The HERMES dual-radiator RICH detector 

H. E. Jackson

Argonne National Laboratory, Argonne, Illinois. 
On behalf of the HERMES Collaboration


   A dual radiator Ring Imaging Cherenkov (RICH) detector for the identification of hadrons has been in operation as part of the HERMES spectrometer since 1998. The HERMES experiment emphasizes measurements of semi-inclusive deep-inelastic scattering. However, most of the hadrons produced lie between 2 and 10 GeV, a region in which it had not previously been feasible to separate pions, kaons, and protons with standard particle identification (PID) techniques. The recent development of new clear, large, homogeneous and hydrophobic silica aerogel material with a low index of refraction offered the means to apply RICH PID techniques to this difficult momentum region for the first time. The HERMES instrument uses two radiators, C4F10, a heavy fluorocarbon gas, and a wall of silica aerogel tiles.
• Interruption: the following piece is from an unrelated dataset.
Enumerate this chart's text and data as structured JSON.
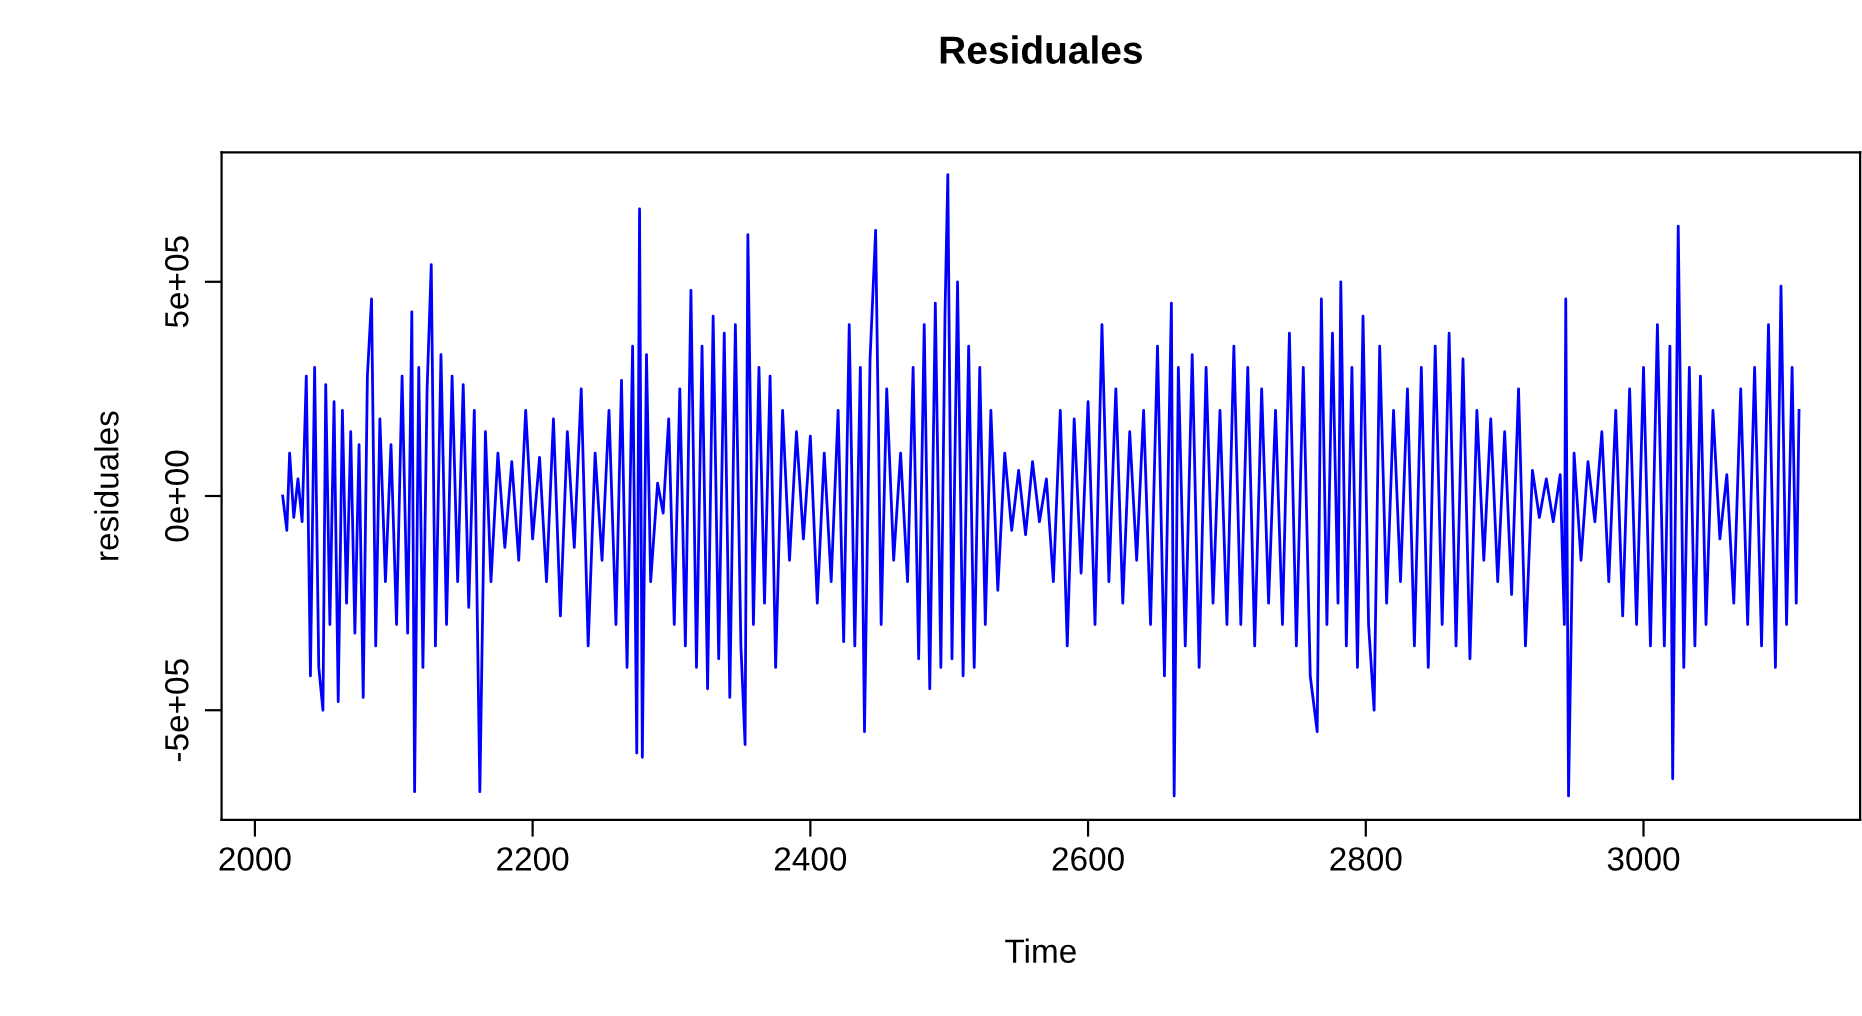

A lightweight spherical mirror constucted using a newly perfected technique to make resin-coated carbon-fiber surfaces of optical quality provides optical focusing on a photon detector consisting of 1934 photomultipilier tubes {PMT) for each detector half. The PMT array is held in a soft steel matrix to provide shielding against the residual field of the main spectrometer magnet. Ring reconstruction is accomplished with pattern recognition techniques based on a combination of inverse and direct ray tracing. The efficiencies and purities of hadron identification have been determined by using particles generated in the decay of independently identified mesons. Details of the detector design and performance will be presented.